Related Article: Reclaiming the Promise of Personalization
Multi-Platform Journeys Complicate Digital Marketing
Christina Stevens, a data scientist at Intercom, said understanding multi-platform, complex customer journeys has been a challenge since the advent of digital marketing.
“Individuals are counted and targeted more often than intended due to individual browsers or devices being counted each as a separate user,” she said. “This challenge has grown significantly in recent years as the primary method of user identification — the cookie — is facing tightening restrictions.
”She explained that the concept of multi-platform customer journeys is fundamental to GA4, as the data model in Google’s new analytics is intended to combine audience insights from both web and app interactions.
In addition, the platform features user unification via both User ID and Google Signals.
“We are seeing GA4 become the primary indicator of conversion attribution via integrations with Google Ads, DV360, CM360 and SA360,” Stevens explained. “This means that Google Ads pixels and Floodlight tags will be steadily replaced by GA4 conversion signals. This is a fundamental shift.

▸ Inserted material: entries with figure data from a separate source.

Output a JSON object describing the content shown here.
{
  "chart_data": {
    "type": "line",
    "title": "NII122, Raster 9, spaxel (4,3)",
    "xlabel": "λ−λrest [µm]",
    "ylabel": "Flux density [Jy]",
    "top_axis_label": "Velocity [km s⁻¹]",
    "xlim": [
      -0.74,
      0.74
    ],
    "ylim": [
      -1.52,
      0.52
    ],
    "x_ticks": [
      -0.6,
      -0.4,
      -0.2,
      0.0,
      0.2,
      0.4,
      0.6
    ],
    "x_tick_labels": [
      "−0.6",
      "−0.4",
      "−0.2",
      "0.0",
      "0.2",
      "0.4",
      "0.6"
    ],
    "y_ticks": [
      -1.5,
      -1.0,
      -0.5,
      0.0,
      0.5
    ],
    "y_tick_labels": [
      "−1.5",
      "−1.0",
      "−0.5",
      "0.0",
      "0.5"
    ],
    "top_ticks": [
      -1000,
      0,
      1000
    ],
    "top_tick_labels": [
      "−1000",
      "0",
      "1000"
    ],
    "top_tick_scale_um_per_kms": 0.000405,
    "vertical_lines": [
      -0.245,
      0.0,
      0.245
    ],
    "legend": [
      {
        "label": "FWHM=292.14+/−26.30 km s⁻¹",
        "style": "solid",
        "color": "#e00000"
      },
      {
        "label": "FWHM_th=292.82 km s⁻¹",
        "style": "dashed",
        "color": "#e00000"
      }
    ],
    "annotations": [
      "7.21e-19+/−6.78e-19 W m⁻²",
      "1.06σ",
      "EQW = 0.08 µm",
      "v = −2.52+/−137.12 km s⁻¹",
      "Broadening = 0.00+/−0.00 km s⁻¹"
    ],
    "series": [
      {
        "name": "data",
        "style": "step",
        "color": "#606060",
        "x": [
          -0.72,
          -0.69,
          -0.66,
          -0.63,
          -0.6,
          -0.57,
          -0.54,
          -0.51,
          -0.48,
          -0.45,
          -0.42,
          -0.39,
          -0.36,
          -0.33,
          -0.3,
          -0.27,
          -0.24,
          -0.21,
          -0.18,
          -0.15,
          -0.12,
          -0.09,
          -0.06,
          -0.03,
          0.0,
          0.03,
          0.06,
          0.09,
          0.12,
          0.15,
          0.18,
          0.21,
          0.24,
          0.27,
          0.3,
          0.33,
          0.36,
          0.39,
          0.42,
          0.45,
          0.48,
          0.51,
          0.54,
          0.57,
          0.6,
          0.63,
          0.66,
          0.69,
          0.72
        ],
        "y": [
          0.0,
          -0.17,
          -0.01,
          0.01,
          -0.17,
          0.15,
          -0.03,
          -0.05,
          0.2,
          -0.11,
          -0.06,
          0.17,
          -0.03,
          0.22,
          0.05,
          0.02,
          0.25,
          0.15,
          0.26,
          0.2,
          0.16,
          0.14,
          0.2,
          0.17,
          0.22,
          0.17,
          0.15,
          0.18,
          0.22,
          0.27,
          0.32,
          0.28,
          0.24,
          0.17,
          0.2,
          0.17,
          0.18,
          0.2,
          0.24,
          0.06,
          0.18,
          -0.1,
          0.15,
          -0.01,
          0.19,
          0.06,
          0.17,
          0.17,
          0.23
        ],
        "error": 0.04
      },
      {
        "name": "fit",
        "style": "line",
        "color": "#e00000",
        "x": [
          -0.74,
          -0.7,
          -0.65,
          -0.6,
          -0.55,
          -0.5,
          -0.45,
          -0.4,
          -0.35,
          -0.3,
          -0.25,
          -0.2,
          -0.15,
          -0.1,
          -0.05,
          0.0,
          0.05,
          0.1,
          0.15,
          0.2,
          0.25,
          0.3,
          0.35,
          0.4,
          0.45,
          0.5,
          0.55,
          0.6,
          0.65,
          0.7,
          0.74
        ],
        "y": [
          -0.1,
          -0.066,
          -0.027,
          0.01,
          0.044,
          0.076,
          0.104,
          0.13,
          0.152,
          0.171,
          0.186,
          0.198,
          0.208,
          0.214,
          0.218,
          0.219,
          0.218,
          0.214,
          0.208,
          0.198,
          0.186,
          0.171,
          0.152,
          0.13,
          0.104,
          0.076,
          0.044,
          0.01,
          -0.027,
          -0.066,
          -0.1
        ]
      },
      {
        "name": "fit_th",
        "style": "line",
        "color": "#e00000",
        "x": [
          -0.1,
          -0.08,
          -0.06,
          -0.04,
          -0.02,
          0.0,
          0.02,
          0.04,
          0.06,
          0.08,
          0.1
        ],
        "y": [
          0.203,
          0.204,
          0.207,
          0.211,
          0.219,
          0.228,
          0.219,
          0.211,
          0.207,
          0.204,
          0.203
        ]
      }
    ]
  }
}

”Until now, last click attribution has been the default model used in all Universal Analytics reports and the shift to DDA means that traditionally assisting channels will see a more representative portion of traffic and conversions attributed in GA4.
“Businesses can no longer rely on ill-gotten, third-party data … Intercom believes that first-party data, or information customers give you willingly in every interaction, is now essential to providing personal customer experiences — without compromising privacy,” she said.
“As part of this shift, we have rightly seen a growing focus on gathering user consent, however, the tightening of browser restrictions on cookies poses a significant shift to both reporting and targeting.”
Stevens said GA4 is addressing these privacy choices by introducing Consent Mode modeling — the modeling of user and conversion data of the opted-out cohort based on what is known from the opted-in cohort, and Google Signals — providing more accurate data based on users who are signed in to a Google account across browsers and devices.
Related Article: The 3 Key Components of a First-Party Data Strategy
Clock Is Ticking to Get GA4 Set Up
“UA going away is a big deal for almost every website owner, digital marketer and web analyst,” explained Mikael Ekelund, senior commerce advisor for Avensia. “It´s not a simple switchover because the data model in GA4 is completely different.”
He explained that instead of a session-based data model like Universal Analytics, GA4 is based on events and parameters. Everything in GA4 counts as an event, even pageviews.
“A good analytics implementation might take several weeks, and even months, to plan and implement,” Ekelund said. “On top of that, you need time to make sure you are tracking data correctly in GA4 and can build all of the reports you need.”
He also pointed out that if you want to have year-over-year data available to report on, you have just about three months to get a GA4 set-up ready.
“If you haven’t already been running GA4 side by side with Universal Analytics, now is the time to set it up,” said Ekelund.